111 朝廷の転換期
111朝廷の転換期
天文26年1557年 8月 近衛前久
「うぅむ。どうしたものかのう。」
帝を除いた公家の重要人物だけで集まりが行われていた。内容としては帝の体調が最近になって一層悪くなってきたため、それに応じて必要になってくる費用に関してどうやって掻き集めるかを苦悩していた。
帝の容態は伏せられていたが、側近の表情と医師の往来がそれを物語っていた。公家たちは格式を守りつつも、内心では次の時代への備えを始めていた。
「やはり、三好を頼るのが良いのではないでしょうか?」
「しかし、三好を頼れば彼奴らは調子に乗り必ずや様々な要求をしてきますぞ。」
「それはどこでも同じことよ。三好が今京を実質的に差配しているのだ。彼らを頼るのはおかしいことではない。」
三好の力は否定できぬが、頼れば朝廷の独立性が揺らぐ。公家たちは、格式と現実の狭間で揺れていた。
前久が悩んでいる間に話は堂々巡りを繰り返す。
「やはり、筋としては公方を最初に通す必要がある。その上で三好や他の武家達から銭を集めて献金してもらうのが常道だ…。」
前久がポツリと言葉を漏らす。前久の言葉は、理と情の折衷だった。公方を立てることで筋は通るが、現実には三好の影が濃すぎる。誰もが答えを持ちながら、口にするのをためらっていた。

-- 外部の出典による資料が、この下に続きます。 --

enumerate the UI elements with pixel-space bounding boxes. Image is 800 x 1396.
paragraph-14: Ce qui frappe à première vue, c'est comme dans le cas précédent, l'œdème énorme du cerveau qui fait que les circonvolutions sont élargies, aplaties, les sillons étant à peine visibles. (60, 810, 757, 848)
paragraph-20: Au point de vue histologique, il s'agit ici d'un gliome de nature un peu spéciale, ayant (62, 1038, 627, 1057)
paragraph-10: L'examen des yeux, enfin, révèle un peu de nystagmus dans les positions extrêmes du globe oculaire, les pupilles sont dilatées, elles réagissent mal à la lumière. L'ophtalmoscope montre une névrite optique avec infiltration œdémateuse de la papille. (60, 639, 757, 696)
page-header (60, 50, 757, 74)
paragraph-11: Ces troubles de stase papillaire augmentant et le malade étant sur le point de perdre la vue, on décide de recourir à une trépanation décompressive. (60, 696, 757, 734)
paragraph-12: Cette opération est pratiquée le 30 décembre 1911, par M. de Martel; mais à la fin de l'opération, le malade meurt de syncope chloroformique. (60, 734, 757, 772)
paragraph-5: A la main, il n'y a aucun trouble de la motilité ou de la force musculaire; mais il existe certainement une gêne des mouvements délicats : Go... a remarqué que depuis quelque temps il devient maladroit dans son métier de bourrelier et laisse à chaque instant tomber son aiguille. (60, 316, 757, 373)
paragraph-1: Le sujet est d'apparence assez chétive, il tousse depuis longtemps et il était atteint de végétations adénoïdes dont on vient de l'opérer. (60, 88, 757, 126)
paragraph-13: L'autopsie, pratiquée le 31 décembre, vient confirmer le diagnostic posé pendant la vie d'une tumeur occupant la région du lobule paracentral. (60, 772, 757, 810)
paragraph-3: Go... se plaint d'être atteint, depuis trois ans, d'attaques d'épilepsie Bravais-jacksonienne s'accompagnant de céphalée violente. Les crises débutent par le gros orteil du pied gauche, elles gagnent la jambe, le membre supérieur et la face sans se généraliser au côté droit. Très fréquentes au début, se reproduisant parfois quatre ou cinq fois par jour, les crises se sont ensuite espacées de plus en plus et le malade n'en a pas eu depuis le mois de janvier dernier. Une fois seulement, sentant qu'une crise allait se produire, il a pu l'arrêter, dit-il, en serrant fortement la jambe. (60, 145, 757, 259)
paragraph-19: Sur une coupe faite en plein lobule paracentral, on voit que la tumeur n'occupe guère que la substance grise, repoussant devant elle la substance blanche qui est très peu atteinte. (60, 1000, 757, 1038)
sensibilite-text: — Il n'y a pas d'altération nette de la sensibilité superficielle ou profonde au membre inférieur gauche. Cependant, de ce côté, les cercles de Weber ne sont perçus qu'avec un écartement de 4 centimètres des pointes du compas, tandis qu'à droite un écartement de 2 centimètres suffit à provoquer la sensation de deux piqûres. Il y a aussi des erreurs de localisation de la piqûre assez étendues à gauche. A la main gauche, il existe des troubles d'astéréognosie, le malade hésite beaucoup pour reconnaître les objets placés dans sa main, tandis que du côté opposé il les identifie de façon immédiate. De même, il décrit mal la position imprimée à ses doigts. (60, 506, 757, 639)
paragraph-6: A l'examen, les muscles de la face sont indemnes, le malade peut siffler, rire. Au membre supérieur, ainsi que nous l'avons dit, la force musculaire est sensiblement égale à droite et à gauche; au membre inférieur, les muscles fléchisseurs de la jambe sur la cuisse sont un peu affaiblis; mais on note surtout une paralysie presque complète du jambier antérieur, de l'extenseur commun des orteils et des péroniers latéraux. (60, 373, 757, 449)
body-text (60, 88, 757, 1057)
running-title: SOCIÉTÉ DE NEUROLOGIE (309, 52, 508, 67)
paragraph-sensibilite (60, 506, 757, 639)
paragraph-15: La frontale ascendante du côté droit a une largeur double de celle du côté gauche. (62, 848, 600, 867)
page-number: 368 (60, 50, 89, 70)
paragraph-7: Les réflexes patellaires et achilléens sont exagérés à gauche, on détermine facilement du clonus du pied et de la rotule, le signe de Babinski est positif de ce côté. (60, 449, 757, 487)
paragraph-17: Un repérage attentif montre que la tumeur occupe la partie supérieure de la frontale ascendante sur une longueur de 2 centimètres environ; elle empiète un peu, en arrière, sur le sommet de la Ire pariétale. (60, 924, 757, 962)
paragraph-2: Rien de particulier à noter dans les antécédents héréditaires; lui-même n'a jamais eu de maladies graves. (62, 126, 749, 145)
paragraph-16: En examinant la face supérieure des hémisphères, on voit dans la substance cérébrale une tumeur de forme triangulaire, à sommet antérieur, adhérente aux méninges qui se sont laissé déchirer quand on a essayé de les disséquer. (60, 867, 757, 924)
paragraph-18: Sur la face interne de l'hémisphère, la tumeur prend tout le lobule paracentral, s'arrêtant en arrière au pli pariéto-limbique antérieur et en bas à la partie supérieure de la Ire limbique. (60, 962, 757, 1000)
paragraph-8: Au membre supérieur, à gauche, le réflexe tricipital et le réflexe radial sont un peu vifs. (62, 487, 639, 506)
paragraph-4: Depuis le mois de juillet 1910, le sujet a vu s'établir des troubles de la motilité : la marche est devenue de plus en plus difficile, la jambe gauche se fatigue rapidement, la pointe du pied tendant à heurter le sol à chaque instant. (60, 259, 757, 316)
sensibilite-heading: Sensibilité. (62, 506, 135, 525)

「しかし、今の公方が見ているのは三好だけ、武家をまとめ朝廷を守るのが幕府の役割であろうに、今の公方は全くと言っていいほど役に立たない。無能だな。」
九条の言葉は辛辣だが、的を射ていた。義輝は理想を語るが、実務に乏しい。公家たちは、幕府が機能不全に陥っていることを肌で感じていた。
前久の政敵である九条から声が上がる。
「公方に声をかけてその場で返答が貰えない、もしくは拒否された場合には三好に話を持っていくのが1番収まりがいいかと思いまするが、如何に?」
他の公家も仕方がないことだと思いながら賛同を示している。前久としては従兄弟となる義輝のことをなんとかしてやりたいと言う気持ちもありながら九条の言う事にも理解を示していた。
前久は義輝を見捨てたくはなかった。だが、朝廷の維持には現実的な手段が必要だ。彼は、従兄弟としての情と公家筆頭としての責務に引き裂かれていた。
「まぁ、近衛殿がそう仰るならばそれで良いのではないでしょうか?」
「うむ、では使者を誰にするかですな。」
「とりあえず、ここまで長い時間お話しして疲れたと思いまする。一度休憩を入れませぬか?」
「そうでおじゃるな。」
皆の賛同も得られたところで1刻後に再度集まる事にして解散した。議論は一時の休止を迎えたが、誰もが次の一手を探っていた。使者の人選は、朝廷の立場を左右する。前久は、自らが動く覚悟を固めつつあった。前久は公方への配慮と公家としての責務に板挟みになっていた。